There’s no way House Speaker Mike Busch and Senate President Mike Miller will allow Hogan a “win” during the 90-day session. It’s all about politics from their perspective, too. Anything these Democrats can do to put roadblocks in Republican Hogan’s re-election path is a victory in their eyes.
All Hogan really has is a bully pulpit to castigate Democrats in the party’s strongholds — Baltimore City and Baltimore, Prince George’s and Montgomery counties.
He’s likely to continue his harsh rhetoric aimed at the struggling city in the months ahead.
It is raw meat for his devoted conservative followers. He might even gain some support from African-Americans by posing as the “savior” of their failing schools — even though he hasn’t lifted a finger to help solve this deeply entrenched problem.
Clash of the Politicians
Republican Hogan and legislative Democrats will clash on multiple fronts this session with political factors serving as the guiding light for both sides.
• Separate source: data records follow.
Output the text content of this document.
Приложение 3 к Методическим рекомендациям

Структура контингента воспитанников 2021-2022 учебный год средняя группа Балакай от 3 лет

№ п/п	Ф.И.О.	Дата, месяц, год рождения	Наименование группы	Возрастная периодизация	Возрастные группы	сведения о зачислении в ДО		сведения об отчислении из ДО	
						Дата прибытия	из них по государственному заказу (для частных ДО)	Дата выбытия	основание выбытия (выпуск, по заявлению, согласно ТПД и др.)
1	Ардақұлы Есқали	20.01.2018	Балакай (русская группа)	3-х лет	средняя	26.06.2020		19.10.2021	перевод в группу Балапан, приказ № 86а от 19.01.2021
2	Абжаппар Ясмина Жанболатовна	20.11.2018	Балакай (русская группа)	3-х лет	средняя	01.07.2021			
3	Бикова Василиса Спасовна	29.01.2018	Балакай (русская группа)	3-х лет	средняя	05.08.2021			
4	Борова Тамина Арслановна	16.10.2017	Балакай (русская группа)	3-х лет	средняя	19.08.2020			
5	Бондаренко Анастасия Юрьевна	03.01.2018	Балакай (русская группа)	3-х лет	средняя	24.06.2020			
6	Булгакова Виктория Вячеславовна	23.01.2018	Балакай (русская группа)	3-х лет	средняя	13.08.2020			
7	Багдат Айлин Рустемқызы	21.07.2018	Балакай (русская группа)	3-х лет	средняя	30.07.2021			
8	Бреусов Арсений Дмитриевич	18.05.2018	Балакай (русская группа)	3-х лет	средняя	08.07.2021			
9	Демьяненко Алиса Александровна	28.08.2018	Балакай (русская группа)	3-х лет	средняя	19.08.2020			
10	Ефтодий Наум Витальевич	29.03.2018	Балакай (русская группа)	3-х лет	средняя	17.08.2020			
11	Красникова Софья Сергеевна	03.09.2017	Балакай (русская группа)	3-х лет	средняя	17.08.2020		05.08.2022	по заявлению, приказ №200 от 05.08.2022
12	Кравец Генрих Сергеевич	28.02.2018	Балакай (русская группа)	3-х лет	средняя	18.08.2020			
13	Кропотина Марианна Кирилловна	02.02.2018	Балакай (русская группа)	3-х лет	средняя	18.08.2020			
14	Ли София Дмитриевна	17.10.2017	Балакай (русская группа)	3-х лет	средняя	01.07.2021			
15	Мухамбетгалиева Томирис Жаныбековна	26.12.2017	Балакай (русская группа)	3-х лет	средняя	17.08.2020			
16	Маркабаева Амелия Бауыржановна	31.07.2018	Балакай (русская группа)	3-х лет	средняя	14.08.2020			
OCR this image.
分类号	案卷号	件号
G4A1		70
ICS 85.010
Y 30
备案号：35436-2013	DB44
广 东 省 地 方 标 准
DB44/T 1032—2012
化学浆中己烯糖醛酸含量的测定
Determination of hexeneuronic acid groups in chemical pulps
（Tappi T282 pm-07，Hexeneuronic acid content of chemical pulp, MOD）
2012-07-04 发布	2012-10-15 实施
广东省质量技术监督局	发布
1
First up? Hogan’s veto last year of the Democrats’ paid sick-leave bill. The governor’s alternative plan may not even make it to a hearing, since a veto-override by both houses could happen almost immediately.
Call it a warning shot across the governor’s ship of state.
Some of Hogan’s appointments may find it rough sledding through the confirmation process, especially State’s Attorney Beau Oglesby of Worcester County, whom Hogan named to the Circuit Court late last month despite warnings the Legislative Black Caucus would vigorously oppose such an appointment.
Republican Oglesby was accused four years ago of using racially insensitive language and creating a racially hostile work environment. He’s involved in a related federal lawsuit, too.
Advice to Ogelsby: In this politically charged atmosphere, don’t quit your day job.
Wherever you look in the State House, politics is the word of the day.
For instance, sorting out the impact of massive federal changes in the income-tax code took on a political coloration when Hogan leapt at the chance to get on the good side of taxpayers by announcing he’ll do everything in his power to make sure no one in Maryland pays more state taxes as a result of those changes made by his fellow Republicans in Washington.
He said Democrats should jump on board his no-new-taxes bandwagon without hesitating.
If only it were that simple.
Tax reform, as enacted by Congress, is a highly complex issue, fraught with implications for state and local governments. Rushing to offset the federal tax changes that hurt Maryland filers won’t be easy and shouldn’t be done on a whim.
At the same time, Democrats see an opportunity in Washington’s tax changes to fund some of their top priorities, such as the Children’s Health Initiative Program (CHIP), countering the Trump administration’s steps to curtail Obamacare, providing more aid for public schools and finding more money to fight the crime and opioid epidemics.
Hogan’s view and the Democrats’ view on the Republican tax-cut law are starkly different. They may not find common ground during the next 90 days. Indeed, clarity about the tax-code changes and their impact in Maryland may not be apparent until later in 2018.
A special session in an election year is highly unusual, but it may become necessary.
Hogan and the Democrats also will squabble over redistricting, with the governor putting in a DOA bill that sets up a non-partisan commission. This is a continuation of his efforts to give Republicans a boost during redistricting and to get on the right side of voters on this matter.
Lawmakers in the majority will try to embarrass the governor by passing gun-control legislation, such as a ban on bump stocks similar to the ones used in the Las Vegas massacre. That would force the governor to veto the bill — and antagonize moderate voters he needs for reelection — or sign the bill — and enflame his conservative backers he also needs to gain a second term.
Each side will try to out-maneuver the other. Substance will take a back seat to gaining political advantage in ways that could influence the outcome in November.
So get ready for lots of name-calling and hyper-partisan rhetoric in the coming months. Agreement on solving Maryland’s most pressing problems will have to wait until 2019.